Diabetic ketoacidosis is a medical emergency and treatment should be given promptly to save the life of the patient.
Diabetic ketoacidosis develop due to absolute or relative deficiency of insulin along with excess production of hormones which causes increase blood glucose level like glucagons, growth hormone, catecholamines and cortisol. Insulin deficiency along with glucagon excess is required to produce diabetic ketoacidosis. When insulin ratio falls in compare to glucagons it causes gluconeogenesis (production of glucose from non carbohydrate like protein and fat, and usually take place in liver), glycogenolysis (breakdown of glycogen to glucose and increase blood glucose) and increase formation of ketone bodies (which is responsible for the acidosis) in liver.
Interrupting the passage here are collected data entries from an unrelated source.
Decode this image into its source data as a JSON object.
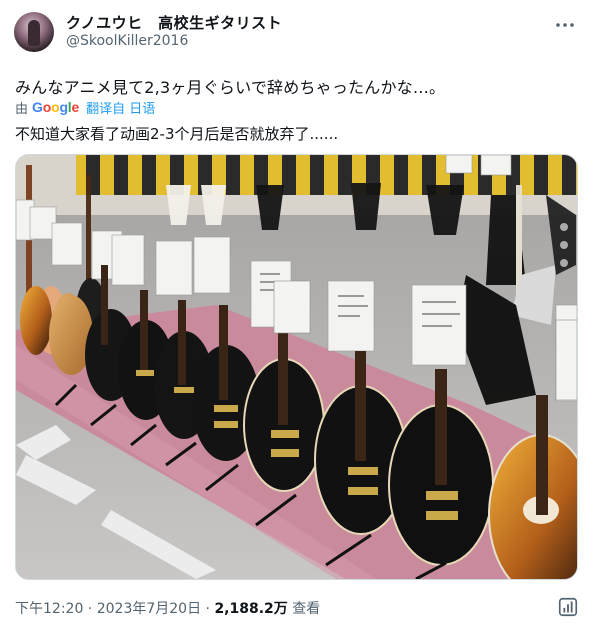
{
  "author": {
    "display_name": "クノユウヒ　高校生ギタリスト",
    "handle": "@SkoolKiller2016"
  },
  "tweet": {
    "text": "みんなアニメ見て2,3ヶ月ぐらいで辞めちゃったんかな…。",
    "translation": {
      "by_label": "由",
      "provider": "Google",
      "link_label": "翻译自 日语",
      "translated_text": "不知道大家看了动画2-3个月后是否就放弃了......"
    }
  },
  "meta": {
    "time": "下午12:20",
    "separator": " · ",
    "date": "2023年7月20日",
    "views_count": "2,188.2万",
    "views_label": " 查看"
  },
  "icons": {
    "more": "more-dots-icon",
    "analytics": "view-analytics-icon",
    "avatar": "user-avatar"
  },
  "colors": {
    "accent": "#1d9bf0",
    "secondary_text": "#536471",
    "google_blue": "#4285f4",
    "google_red": "#ea4335",
    "google_yellow": "#fbbc05",
    "google_green": "#34a853"
  }
}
The increase in glucagons and deficiency of insulin also cause delivery free fatty acids and amino acids from fat and muscle to the liver which in turn cause increase glucose production and rise in blood glucose level through gluconeogenesis.
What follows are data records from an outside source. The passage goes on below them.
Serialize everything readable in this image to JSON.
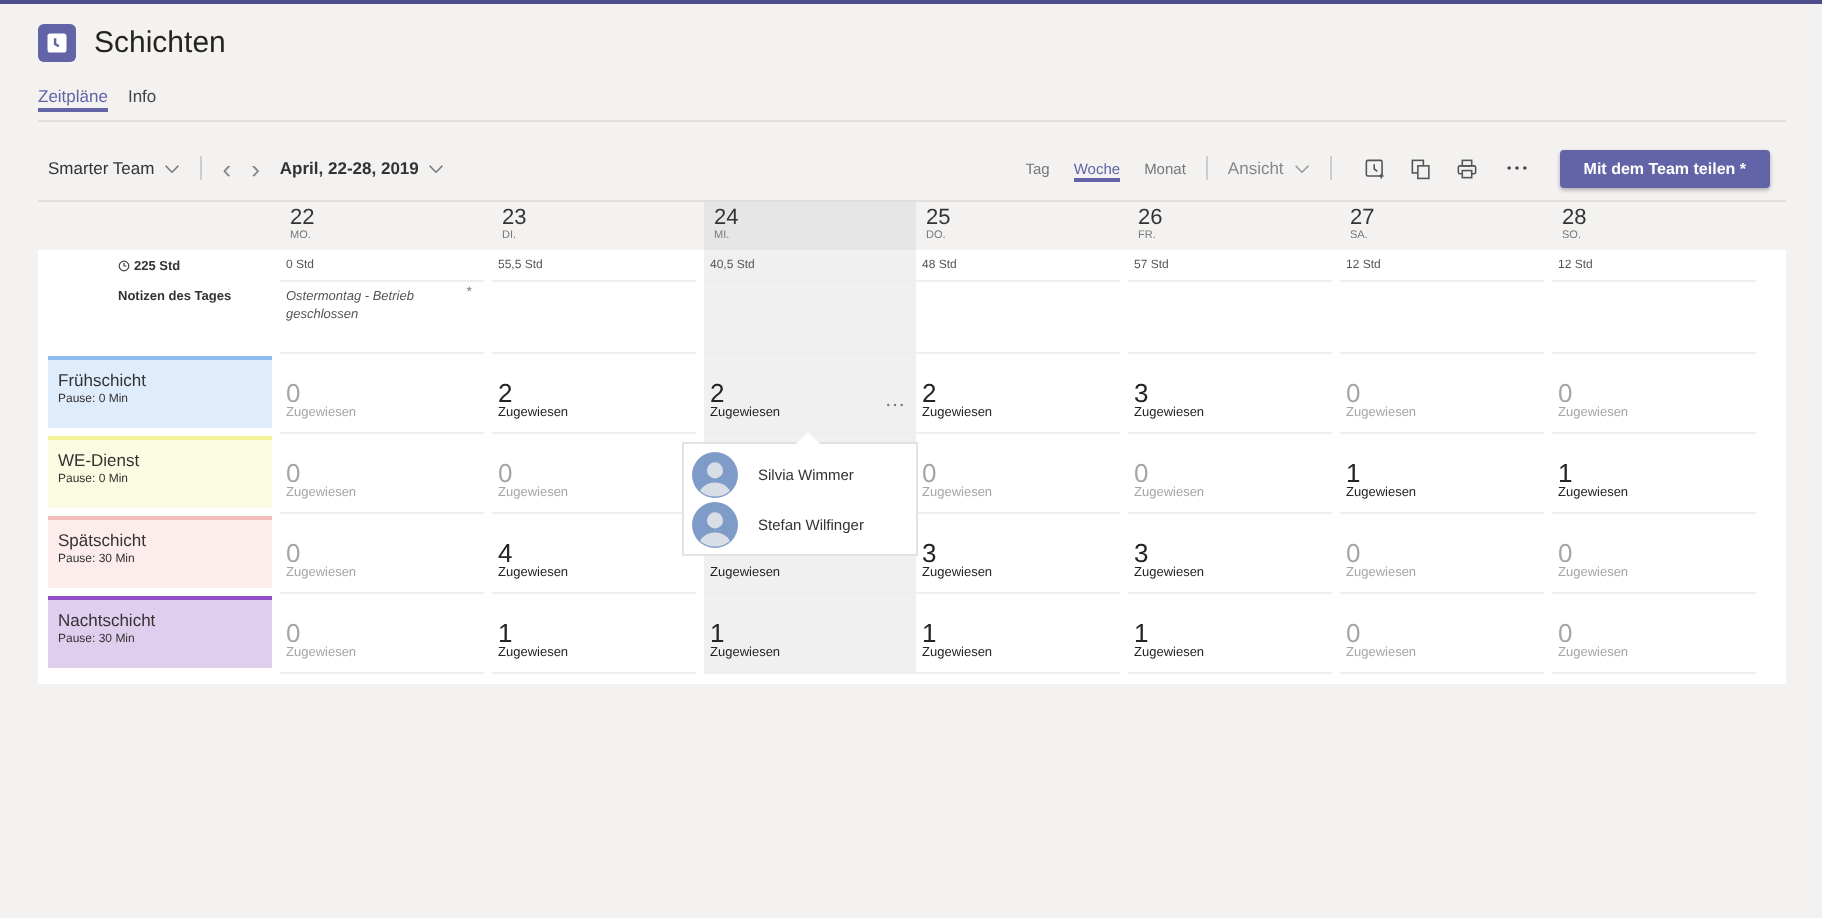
{
  "app": {
    "title": "Schichten"
  },
  "tabs": [
    {
      "label": "Zeitpläne",
      "selected": true
    },
    {
      "label": "Info",
      "selected": false
    }
  ],
  "toolbar": {
    "team": "Smarter Team",
    "prev": "‹",
    "next": "›",
    "date_range": "April, 22-28, 2019",
    "views": [
      {
        "label": "Tag",
        "selected": false
      },
      {
        "label": "Woche",
        "selected": true
      },
      {
        "label": "Monat",
        "selected": false
      }
    ],
    "view_menu": "Ansicht",
    "share_button": "Mit dem Team teilen *"
  },
  "schedule": {
    "total_hours": "225 Std",
    "notes_label": "Notizen des Tages",
    "days": [
      {
        "date": "22",
        "weekday": "MO.",
        "hours": "0 Std",
        "note": "Ostermontag - Betrieb geschlossen",
        "note_mark": "*",
        "highlighted": false
      },
      {
        "date": "23",
        "weekday": "DI.",
        "hours": "55,5 Std",
        "highlighted": false
      },
      {
        "date": "24",
        "weekday": "MI.",
        "hours": "40,5 Std",
        "highlighted": true
      },
      {
        "date": "25",
        "weekday": "DO.",
        "hours": "48 Std",
        "highlighted": false
      },
      {
        "date": "26",
        "weekday": "FR.",
        "hours": "57 Std",
        "highlighted": false
      },
      {
        "date": "27",
        "weekday": "SA.",
        "hours": "12 Std",
        "highlighted": false
      },
      {
        "date": "28",
        "weekday": "SO.",
        "hours": "12 Std",
        "highlighted": false
      }
    ],
    "shifts": [
      {
        "name": "Frühschicht",
        "pause": "Pause: 0 Min",
        "color": "#8cbcf0",
        "cells": [
          {
            "count": "0",
            "label": "Zugewiesen",
            "muted": true
          },
          {
            "count": "2",
            "label": "Zugewiesen",
            "muted": false
          },
          {
            "count": "2",
            "label": "Zugewiesen",
            "muted": false,
            "more": true
          },
          {
            "count": "2",
            "label": "Zugewiesen",
            "muted": false
          },
          {
            "count": "3",
            "label": "Zugewiesen",
            "muted": false
          },
          {
            "count": "0",
            "label": "Zugewiesen",
            "muted": true
          },
          {
            "count": "0",
            "label": "Zugewiesen",
            "muted": true
          }
        ]
      },
      {
        "name": "WE-Dienst",
        "pause": "Pause: 0 Min",
        "color": "#f2f29a",
        "cells": [
          {
            "count": "0",
            "label": "Zugewiesen",
            "muted": true
          },
          {
            "count": "0",
            "label": "Zugewiesen",
            "muted": true
          },
          {},
          {
            "count": "0",
            "label": "Zugewiesen",
            "muted": true
          },
          {
            "count": "0",
            "label": "Zugewiesen",
            "muted": true
          },
          {
            "count": "1",
            "label": "Zugewiesen",
            "muted": false
          },
          {
            "count": "1",
            "label": "Zugewiesen",
            "muted": false
          }
        ]
      },
      {
        "name": "Spätschicht",
        "pause": "Pause: 30 Min",
        "color": "#f5bcbc",
        "cells": [
          {
            "count": "0",
            "label": "Zugewiesen",
            "muted": true
          },
          {
            "count": "4",
            "label": "Zugewiesen",
            "muted": false
          },
          {
            "label": "Zugewiesen",
            "muted": false
          },
          {
            "count": "3",
            "label": "Zugewiesen",
            "muted": false
          },
          {
            "count": "3",
            "label": "Zugewiesen",
            "muted": false
          },
          {
            "count": "0",
            "label": "Zugewiesen",
            "muted": true
          },
          {
            "count": "0",
            "label": "Zugewiesen",
            "muted": true
          }
        ]
      },
      {
        "name": "Nachtschicht",
        "pause": "Pause: 30 Min",
        "color": "#9150c8",
        "cells": [
          {
            "count": "0",
            "label": "Zugewiesen",
            "muted": true
          },
          {
            "count": "1",
            "label": "Zugewiesen",
            "muted": false
          },
          {
            "count": "1",
            "label": "Zugewiesen",
            "muted": false
          },
          {
            "count": "1",
            "label": "Zugewiesen",
            "muted": false
          },
          {
            "count": "1",
            "label": "Zugewiesen",
            "muted": false
          },
          {
            "count": "0",
            "label": "Zugewiesen",
            "muted": true
          },
          {
            "count": "0",
            "label": "Zugewiesen",
            "muted": true
          }
        ]
      }
    ]
  },
  "popup": {
    "people": [
      {
        "name": "Silvia Wimmer"
      },
      {
        "name": "Stefan Wilfinger"
      }
    ]
  }
}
Insulin deficiency and hyperglycemia reduces the hepatic level of fructose-2,6-phosphate. This in turn alters the activity of phosphofructokinase and fructose-1,6-bisphosphatase. Glucagon excess reduces the pyruvate kinase activity and insulin deficiency increases phosphoenolpyruvate carboxykinase activity. These causes pyruvate to synthesize glucose instead of glycolysis (breakdown or metabolism of glucose) in liver. Increase glucagon and catecholamines along with insulin deficiency promote glycogenolysis in liver and there is excess of glucose in blood. Insulin deficiency impairs glucose uptake into skeletal muscle and fat and reduces glucose metabolism.
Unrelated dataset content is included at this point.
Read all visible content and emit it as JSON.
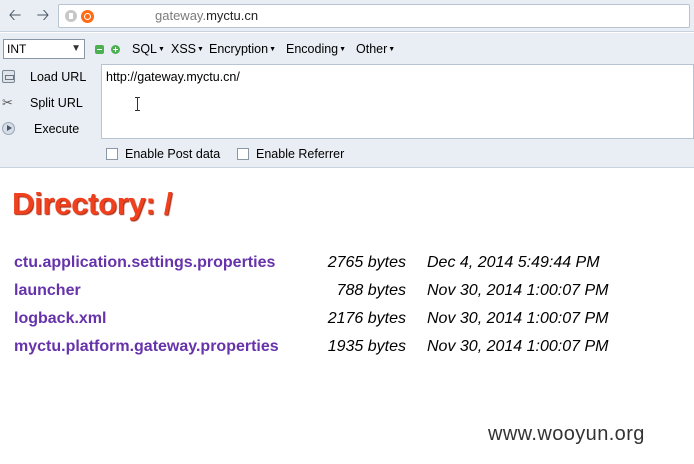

Ketosis (excess ketone bodies which are acidic and cause acidosis) is due to increase Free Fatty Acid (FFA) release from fat cells and also due to increase synthesis of ketones in liver. Normally FFA are converted to triglycerides and VLDL (very low density lipoprotien) in liver, but due to insulin deficiency and excess growth hormone and cathecholamines there is increase in lypolysis (breakdown of fat to form free fatty acids) and release of FFA. Ketone bodies exist as ketoacids, which are neutralized by bicarbonate and as bicarbonate stores are depleted, metabolic acidosis develops.
Diabetic ketoacidosis develops as a result of inadequate plasma insulin. Diabetic ketoacidosis is seen in illness or infections when requirement of insulin increases. If insulin production does not increase as in type1 diabetes due to destruction of insulin secreting β cells of pancreas, diabetic ketoacidosis can be precipitated. This is the reason diabetic ketoacidosis is generally seen in type1 diabetes not in type2 diabetes (due to presence of insulin secreting β cells in pancreas).
Sometimes diabetic ketoacidosis is seen if patient forgets to take insulin injection and if short acting insulin preparations are used. With short acting preparations a brief interruption in insulin supply can cause severe insulin deficiency and precipitate diabetic ketoacidosis.